Net magnetic field caused by current from two wires

[mm2424]

Homework Statement

The attached figure shows, in cross section, two long parallel wires that are separated by distance d = 18.6 cm. Each carries 4.34 A, out of the page in wire 1 and into the page in wire 2. In unit-vector notation, what is the net magnetic field at point P at distance R = 34.2 cm, due to the two currents?

Homework Equations

B = iμ_o/2∏R

The Attempt at a Solution

(1) The magnetic field lines around wire have a counterclockwise direction. The magnetic field lines around wire 2 have a clockwise direction. When the field lines hit point P, those from wire 1 point to the top right while those from wire 2 point to the bottom right.

(2) Angle a in the diagram is equal to the tan^-1 of 9.3/34.2. Therefore, it = 15.21. This is also the measure of the angle (measured from the x axis) of the tangent of the magnetic field lines at P from both wire 1 and wire 2.

(3) Bnet = 2[iμ_o/2∏R] = 4.79 x 10^-6 T.

(4) However, only the x components of the magnetic fields survive and add. The y components cancel. Therefore, we must multiply the Bnet by cos(15.21), which yields 4.62 x 10^-6 T.

(5) Because the total net field points to the right, the answer is (4.62 x 10^-6 T)(i hat)

Is this right? I can't find the answer to this question anywhere. Thanks!

 

[Redbelly98]

You mostly have the right idea, but I found two problems.

(2) Angle a in the diagram is equal to the tan^-1 of 9.3/34.2. Therefore, it = 15.21. This is also the measure of the angle (measured from the x axis) of the tangent of the magnetic field lines at P from both wire 1 and wire 2.

You're correct about angle a, but think more carefully about what angle B makes. It might help to think about a point P₂ that is much farther away, where the angle a₂ would be very small.

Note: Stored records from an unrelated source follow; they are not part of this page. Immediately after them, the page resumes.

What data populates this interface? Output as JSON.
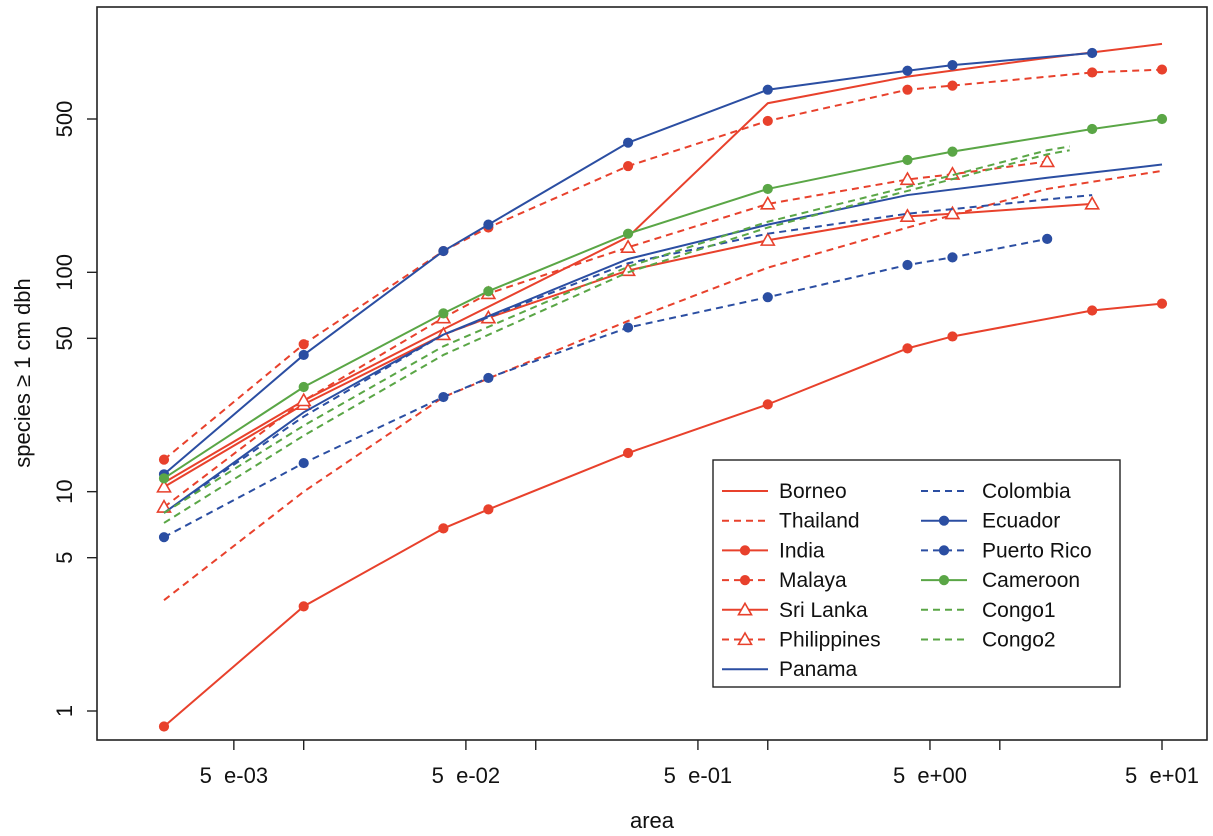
{
  "chart_data": {
    "type": "line",
    "xlabel": "area",
    "ylabel": "species ≥ 1 cm dbh",
    "x_scale": "log",
    "y_scale": "log",
    "xlim": [
      0.0015,
      80
    ],
    "ylim": [
      0.8,
      1500
    ],
    "x_ticks": [
      {
        "value": 0.005,
        "label": "5  e-03"
      },
      {
        "value": 0.05,
        "label": "5  e-02"
      },
      {
        "value": 0.5,
        "label": "5  e-01"
      },
      {
        "value": 5,
        "label": "5  e+00"
      },
      {
        "value": 50,
        "label": "5  e+01"
      }
    ],
    "x_minor_ticks": [
      0.01,
      0.1,
      1,
      10
    ],
    "y_ticks": [
      {
        "value": 1,
        "label": "1"
      },
      {
        "value": 5,
        "label": "5"
      },
      {
        "value": 10,
        "label": "10"
      },
      {
        "value": 50,
        "label": "50"
      },
      {
        "value": 100,
        "label": "100"
      },
      {
        "value": 500,
        "label": "500"
      }
    ],
    "legend_position": "bottom-right",
    "series": [
      {
        "name": "Borneo",
        "color": "#e8412c",
        "dash": "solid",
        "marker": "none",
        "points": [
          [
            0.0025,
            11
          ],
          [
            0.01,
            26
          ],
          [
            0.04,
            55
          ],
          [
            0.25,
            145
          ],
          [
            1,
            590
          ],
          [
            4,
            780
          ],
          [
            16,
            950
          ],
          [
            50,
            1100
          ]
        ]
      },
      {
        "name": "Thailand",
        "color": "#e8412c",
        "dash": "dashed",
        "marker": "none",
        "points": [
          [
            0.0025,
            3.2
          ],
          [
            0.01,
            10
          ],
          [
            0.04,
            27
          ],
          [
            0.25,
            60
          ],
          [
            1,
            105
          ],
          [
            4,
            160
          ],
          [
            16,
            240
          ],
          [
            50,
            290
          ]
        ]
      },
      {
        "name": "India",
        "color": "#e8412c",
        "dash": "solid",
        "marker": "dot",
        "points": [
          [
            0.0025,
            0.85
          ],
          [
            0.01,
            3
          ],
          [
            0.04,
            6.8
          ],
          [
            0.0625,
            8.3
          ],
          [
            0.25,
            15
          ],
          [
            1,
            25
          ],
          [
            4,
            45
          ],
          [
            6.25,
            51
          ],
          [
            25,
            67
          ],
          [
            50,
            72
          ]
        ]
      },
      {
        "name": "Malaya",
        "color": "#e8412c",
        "dash": "dashed",
        "marker": "dot",
        "points": [
          [
            0.0025,
            14
          ],
          [
            0.01,
            47
          ],
          [
            0.04,
            125
          ],
          [
            0.0625,
            160
          ],
          [
            0.25,
            305
          ],
          [
            1,
            490
          ],
          [
            4,
            680
          ],
          [
            6.25,
            710
          ],
          [
            25,
            815
          ],
          [
            50,
            840
          ]
        ]
      },
      {
        "name": "Sri Lanka",
        "color": "#e8412c",
        "dash": "solid",
        "marker": "triangle",
        "points": [
          [
            0.0025,
            10.5
          ],
          [
            0.01,
            25
          ],
          [
            0.04,
            52
          ],
          [
            0.0625,
            62
          ],
          [
            0.25,
            102
          ],
          [
            1,
            140
          ],
          [
            4,
            180
          ],
          [
            6.25,
            185
          ],
          [
            25,
            205
          ]
        ]
      },
      {
        "name": "Philippines",
        "color": "#e8412c",
        "dash": "dashed",
        "marker": "triangle",
        "points": [
          [
            0.0025,
            8.5
          ],
          [
            0.01,
            26
          ],
          [
            0.04,
            62
          ],
          [
            0.0625,
            80
          ],
          [
            0.25,
            130
          ],
          [
            1,
            205
          ],
          [
            4,
            265
          ],
          [
            6.25,
            280
          ],
          [
            16,
            320
          ]
        ]
      },
      {
        "name": "Panama",
        "color": "#2b4ea2",
        "dash": "solid",
        "marker": "none",
        "points": [
          [
            0.0025,
            8
          ],
          [
            0.01,
            23
          ],
          [
            0.04,
            52
          ],
          [
            0.25,
            115
          ],
          [
            1,
            165
          ],
          [
            4,
            225
          ],
          [
            16,
            270
          ],
          [
            50,
            310
          ]
        ]
      },
      {
        "name": "Colombia",
        "color": "#2b4ea2",
        "dash": "dashed",
        "marker": "none",
        "points": [
          [
            0.0025,
            8
          ],
          [
            0.01,
            22
          ],
          [
            0.04,
            52
          ],
          [
            0.25,
            110
          ],
          [
            1,
            150
          ],
          [
            4,
            185
          ],
          [
            16,
            215
          ],
          [
            25,
            225
          ]
        ]
      },
      {
        "name": "Ecuador",
        "color": "#2b4ea2",
        "dash": "solid",
        "marker": "dot",
        "points": [
          [
            0.0025,
            12
          ],
          [
            0.01,
            42
          ],
          [
            0.04,
            125
          ],
          [
            0.0625,
            165
          ],
          [
            0.25,
            390
          ],
          [
            1,
            680
          ],
          [
            4,
            830
          ],
          [
            6.25,
            880
          ],
          [
            25,
            1000
          ]
        ]
      },
      {
        "name": "Puerto Rico",
        "color": "#2b4ea2",
        "dash": "dashed",
        "marker": "dot",
        "points": [
          [
            0.0025,
            6.2
          ],
          [
            0.01,
            13.5
          ],
          [
            0.04,
            27
          ],
          [
            0.0625,
            33
          ],
          [
            0.25,
            56
          ],
          [
            1,
            77
          ],
          [
            4,
            108
          ],
          [
            6.25,
            117
          ],
          [
            16,
            142
          ]
        ]
      },
      {
        "name": "Cameroon",
        "color": "#5aa646",
        "dash": "solid",
        "marker": "dot",
        "points": [
          [
            0.0025,
            11.5
          ],
          [
            0.01,
            30
          ],
          [
            0.04,
            65
          ],
          [
            0.0625,
            82
          ],
          [
            0.25,
            150
          ],
          [
            1,
            240
          ],
          [
            4,
            325
          ],
          [
            6.25,
            355
          ],
          [
            25,
            450
          ],
          [
            50,
            500
          ]
        ]
      },
      {
        "name": "Congo1",
        "color": "#5aa646",
        "dash": "dashed",
        "marker": "none",
        "points": [
          [
            0.0025,
            8
          ],
          [
            0.01,
            20
          ],
          [
            0.04,
            46
          ],
          [
            0.25,
            106
          ],
          [
            1,
            170
          ],
          [
            4,
            245
          ],
          [
            16,
            360
          ],
          [
            20,
            375
          ]
        ]
      },
      {
        "name": "Congo2",
        "color": "#5aa646",
        "dash": "dashed",
        "marker": "none",
        "points": [
          [
            0.0025,
            7.2
          ],
          [
            0.01,
            18
          ],
          [
            0.04,
            42
          ],
          [
            0.25,
            100
          ],
          [
            1,
            160
          ],
          [
            4,
            235
          ],
          [
            16,
            345
          ],
          [
            20,
            360
          ]
        ]
      }
    ]
  }
}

(3) Bnet = 2[iμ_o/2∏R] = 4.79 x 10^-6 T.

I get something different, but not far off from what you get for Bnet. What are you using for R? You should include a calculation of R in your work.

Also it's really not proper to call this Bnet, which would include the cos(15.21) factor you do later on. I recommend not including the factor of 2, and call this a calculation of B due to one wire.

(4) However, only the x components of the magnetic fields survive and add. The y components cancel. Therefore, we must multiply the Bnet by cos(15.21), which yields 4.62 x 10^-6 T.

(5) Because the total net field points to the right, the answer is (4.62 x 10^-6 T)(i hat)

Is this right? I can't find the answer to this question anywhere. Thanks!

Mostly right, just rethink about the angle for B, and show your calculation of R.

 

[mm2424]

Thanks! Is there a method for figuring out the angle B makes? I was fine when it came to finding the correct angles in kinematics, but I consistently choose the wrong angle in magnetism questions. There might be some geometry rule I've forgotten or something.

 

[Redbelly98]

The method at play is the basic geometry rules concerning angle measures. Also, realizing that a magnetic field line forms a circle with the wire at the center. That means B (due to wire 1) at point P is at a right angle to the red line in your figure.